# Complementary Bell numbers $B^{\pm}(24n+14)$

The complementary Bell numbers $$B^{\pm}(n)$$ are defined by the alternating sum of the Stirling numbers of the second kind, $$S(n,k)$$: $$B^{\pm}(n)=\sum_{k=0}^n(-1)^kS(n,k),$$ and they count the difference between the set partitions of $$\{1,2,\ldots,n\}$$ with an even number of blocks and those with an odd number of blocks.

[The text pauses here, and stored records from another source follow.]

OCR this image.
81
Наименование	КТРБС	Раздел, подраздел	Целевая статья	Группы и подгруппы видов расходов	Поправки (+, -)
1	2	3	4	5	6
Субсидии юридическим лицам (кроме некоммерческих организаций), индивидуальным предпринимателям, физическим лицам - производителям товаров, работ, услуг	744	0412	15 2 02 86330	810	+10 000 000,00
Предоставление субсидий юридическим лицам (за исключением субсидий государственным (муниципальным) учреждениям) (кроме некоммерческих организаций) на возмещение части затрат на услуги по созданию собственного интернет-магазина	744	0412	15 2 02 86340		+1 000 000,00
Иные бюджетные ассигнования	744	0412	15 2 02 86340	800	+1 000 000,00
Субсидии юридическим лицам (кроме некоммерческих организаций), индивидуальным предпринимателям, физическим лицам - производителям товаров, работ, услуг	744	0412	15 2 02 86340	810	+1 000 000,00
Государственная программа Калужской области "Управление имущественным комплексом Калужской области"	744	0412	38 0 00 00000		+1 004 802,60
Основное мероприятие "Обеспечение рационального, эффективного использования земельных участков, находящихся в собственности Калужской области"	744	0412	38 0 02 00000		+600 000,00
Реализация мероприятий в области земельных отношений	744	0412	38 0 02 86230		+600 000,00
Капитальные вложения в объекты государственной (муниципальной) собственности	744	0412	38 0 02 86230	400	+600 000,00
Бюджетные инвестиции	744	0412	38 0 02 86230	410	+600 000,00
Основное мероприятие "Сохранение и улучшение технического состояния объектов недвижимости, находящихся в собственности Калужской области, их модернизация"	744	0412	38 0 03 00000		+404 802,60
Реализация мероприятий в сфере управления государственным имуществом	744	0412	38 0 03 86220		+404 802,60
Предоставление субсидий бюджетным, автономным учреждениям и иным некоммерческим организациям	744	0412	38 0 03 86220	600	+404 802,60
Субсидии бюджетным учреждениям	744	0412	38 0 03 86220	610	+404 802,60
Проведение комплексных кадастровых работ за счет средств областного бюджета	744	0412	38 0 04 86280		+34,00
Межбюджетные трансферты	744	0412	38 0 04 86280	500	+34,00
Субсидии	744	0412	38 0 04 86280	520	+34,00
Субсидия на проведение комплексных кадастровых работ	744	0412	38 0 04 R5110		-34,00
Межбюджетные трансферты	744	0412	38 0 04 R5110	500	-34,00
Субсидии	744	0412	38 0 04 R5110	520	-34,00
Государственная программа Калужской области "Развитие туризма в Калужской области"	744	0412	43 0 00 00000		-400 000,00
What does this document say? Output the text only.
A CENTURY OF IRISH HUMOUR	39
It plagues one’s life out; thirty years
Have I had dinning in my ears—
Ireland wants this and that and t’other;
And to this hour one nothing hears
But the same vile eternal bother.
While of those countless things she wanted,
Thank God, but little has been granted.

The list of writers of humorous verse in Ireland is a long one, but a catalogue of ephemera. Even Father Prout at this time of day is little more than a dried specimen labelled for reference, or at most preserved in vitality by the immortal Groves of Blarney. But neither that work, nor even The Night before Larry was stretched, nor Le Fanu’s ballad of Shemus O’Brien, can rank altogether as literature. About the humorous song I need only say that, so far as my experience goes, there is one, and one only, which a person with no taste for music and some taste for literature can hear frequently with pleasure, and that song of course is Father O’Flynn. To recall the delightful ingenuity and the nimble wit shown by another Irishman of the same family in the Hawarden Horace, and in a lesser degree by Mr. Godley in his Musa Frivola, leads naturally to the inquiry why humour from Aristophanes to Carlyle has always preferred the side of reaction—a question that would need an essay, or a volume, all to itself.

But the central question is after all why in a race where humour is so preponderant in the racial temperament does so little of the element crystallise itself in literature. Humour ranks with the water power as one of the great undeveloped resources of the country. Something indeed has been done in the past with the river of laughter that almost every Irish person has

So $$B^{\pm}(2)=0$$. A question attributed to H.Wilf asks if there is any $$n\gt 2$$ for which $$B^{\pm}(n)=0$$. This problem has now been almost solved, but not quite: there may be a single positive integer $$n_0$$ (that would be larger than $$2944838$$) for which $$B^{\pm}(n_0)=0$$. See these posts on MO:

Wilf's conjecture: complementary Bell numbers

Congruence for complementary Bell numbers

as well as the article "Wilf's conjecture", with the references there, in the June-July 2016 issue of Amer. Math. Monthly).

There is a crucial congruence that is at the heart of the method I used to study this problem, and that I will describe below. Denote by $$\nu_2(n)$$ the 2-adic valuation of $$n$$. Let $$m$$ be a positive integer. Let $$y_m \in \{1,2,\ldots,2^m-1\}$$ be such that $$\nu_2(B^{\pm}(24y_m+14))=\max\{\nu_2(B^{\pm}(24i+14)): 1\leq i\leq 2^m-1\}$$. In fact there is only one such element of $$\{1,2,\ldots,2^m-1\}$$ where the maximum is achieved. Then we have the congruence $$B^{\pm}(24\cdot 2^m+24y_m+14)\equiv B^{\pm}(24y_m+14)+2^{m+5}\pmod{2^{m+6}}.$$ In order to rule out the existence of $$n_0$$ above, it is enough to prove that $$y_m$$ is not eventually constant.

In fact, this is almost a restatement of the original problem, restricted to the subsequence $$24n+14$$. The above congruence does not give much information, but was enough to prove that there is at most one integer $$n_0 \gt 2$$ for which $$B^{\pm}(n_0)=0$$.

So I would like to know if the congruence above can be refined somehow to provide more information. For example, if it can be extended to some congruence modulo $$2^n$$ for $$n$$ larger than $$m+6$$.